Periodically, we're using this blog to profile some of the companies that participated in the 2009 Emerging Companies Summit. You can learn more about innovative companies that use NVIDIA's GPU technology in the GPU Ventures Zone.
Have you ever watched an entire video, trying to find yourself, only to realize you don't pop up till the last 10 seconds? With video content on the rise, there's a growing need for a fast and efficient way to index video. Text-based tags are a partial solution- but what we really need is true computer vision that can unlock information inside video. Viewdle
, a startup with offices in Los Angeles and Kiev, Ukraine, has come up with a GPU-based solution using facial recognition and visual analysis that lets consumers and enterprises quickly and accurately find and tag people in videos.
At the Emerging Companies Summit
, Viewdle CEO and President Laurent Gil demonstrated
how Viewdle's engine uses sophisticated algorithms to recognize the 'fingerprint' of a person's face. Once Viewdle knows a person's face, that information can be shared on any of three platforms: the cloud, desktop or mobile. With Viewdle, you can search online news feeds for a clip of a particular celebrity or figure; create a slideshow of your family that pulls from your entire video collection; or use your phone to capture video of your friends, automatically recognize who they are before you're even done recording and tag the clip for upload to social networks.
Viewdle started in the Ukraine
with military research into object recognition and computer vision. But commercial opportunities abound. 'We want to be the Adobe of visual analysis,' said Gil in a conversation with NVIDIA VP of Business Development Jeff Herbst. 'License the tool and give the reader away free.' And while there are others in this space, Gil believes Viewdle's methods are superior. Its algorithms have been developed for high performance in uncontrolled environments with various lighting conditions, camera angles and resolutions. The company's visual analysis uses statistical data that looks at the whole face rather than just features.
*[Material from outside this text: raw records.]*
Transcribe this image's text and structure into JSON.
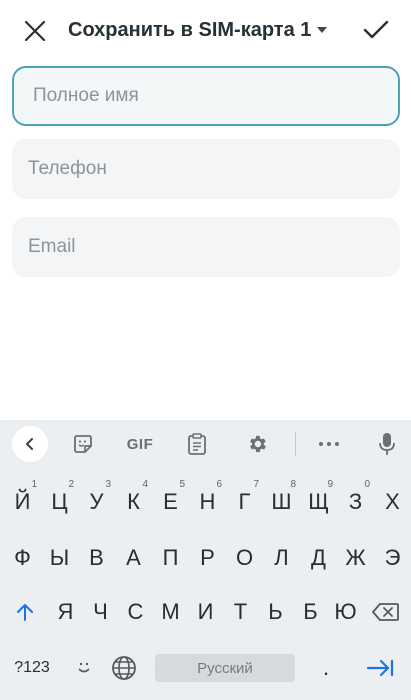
{
  "header": {
    "title": "Сохранить в SIM-карта 1",
    "close_icon": "close-icon",
    "done_icon": "check-icon"
  },
  "form": {
    "name_placeholder": "Полное имя",
    "phone_placeholder": "Телефон",
    "email_placeholder": "Email",
    "name_value": "",
    "phone_value": "",
    "email_value": ""
  },
  "keyboard": {
    "toolbar": {
      "back_icon": "chevron-left-icon",
      "sticker_icon": "sticker-icon",
      "gif_label": "GIF",
      "clipboard_icon": "clipboard-icon",
      "settings_icon": "gear-icon",
      "more_icon": "more-icon",
      "mic_icon": "microphone-icon"
    },
    "row1": [
      {
        "label": "Й",
        "hint": "1"
      },
      {
        "label": "Ц",
        "hint": "2"
      },
      {
        "label": "У",
        "hint": "3"
      },
      {
        "label": "К",
        "hint": "4"
      },
      {
        "label": "Е",
        "hint": "5"
      },
      {
        "label": "Н",
        "hint": "6"
      },
      {
        "label": "Г",
        "hint": "7"
      },
      {
        "label": "Ш",
        "hint": "8"
      },
      {
        "label": "Щ",
        "hint": "9"
      },
      {
        "label": "З",
        "hint": "0"
      },
      {
        "label": "Х",
        "hint": ""
      }
    ],
    "row2": [
      "Ф",
      "Ы",
      "В",
      "А",
      "П",
      "Р",
      "О",
      "Л",
      "Д",
      "Ж",
      "Э"
    ],
    "row3": [
      "Я",
      "Ч",
      "С",
      "М",
      "И",
      "Т",
      "Ь",
      "Б",
      "Ю"
    ],
    "symbols_label": "?123",
    "emoji_icon": "emoji-icon",
    "globe_icon": "globe-icon",
    "space_label": "Русский",
    "period_label": ".",
    "shift_icon": "shift-icon",
    "backspace_icon": "backspace-icon",
    "enter_icon": "tab-next-icon",
    "accent_color": "#1a73e8"
  }
}
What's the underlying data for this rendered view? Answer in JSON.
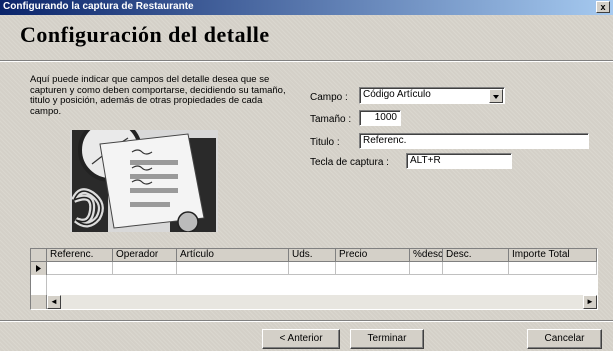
{
  "window": {
    "title": "Configurando la captura de Restaurante",
    "close_label": "x"
  },
  "heading": "Configuración del detalle",
  "description": "Aquí puede indicar que campos del detalle desea que se capturen y como deben comportarse, decidiendo su tamaño, titulo y posición, además de otras propiedades de cada campo.",
  "form": {
    "campo_label": "Campo :",
    "campo_value": "Código Artículo",
    "tamano_label": "Tamaño :",
    "tamano_value": "1000",
    "titulo_label": "Titulo :",
    "titulo_value": "Referenc.",
    "tecla_label": "Tecla de captura :",
    "tecla_value": "ALT+R"
  },
  "grid": {
    "columns": [
      "Referenc.",
      "Operador",
      "Artículo",
      "Uds.",
      "Precio",
      "%desc",
      "Desc.",
      "Importe Total"
    ],
    "scroll_left": "◄",
    "scroll_right": "►"
  },
  "buttons": {
    "anterior": "< Anterior",
    "terminar": "Terminar",
    "cancelar": "Cancelar"
  }
}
None of this would be possible without GPUs. As Gil said, Viewdle's engine is 'written from the ground up with parallel processing. You break videos into frames, you find the fingerprints of people and run it all at once.' Not only does the GPU architecture make Viewdle's offerings possible, it does so at a relatively low hardware cost. The examples Gil gave at ECS ' such as analyzing 10 video feeds in real time or processing thousands of facial comparisons per cycle ' were all made on an NVIDIA GTX 9800
Viewdle is already working with photo and video editing software houses to integrate its technology into their products. Able to process 100 million facial comparisons in roughly two minutes, its engine offers consumers the chance to painlessly tag their growing photo and video collections. It expects to develop further touch points between platforms when it releases its Tegra-based
mobile application in early 2010, providing recognition at the point of capture.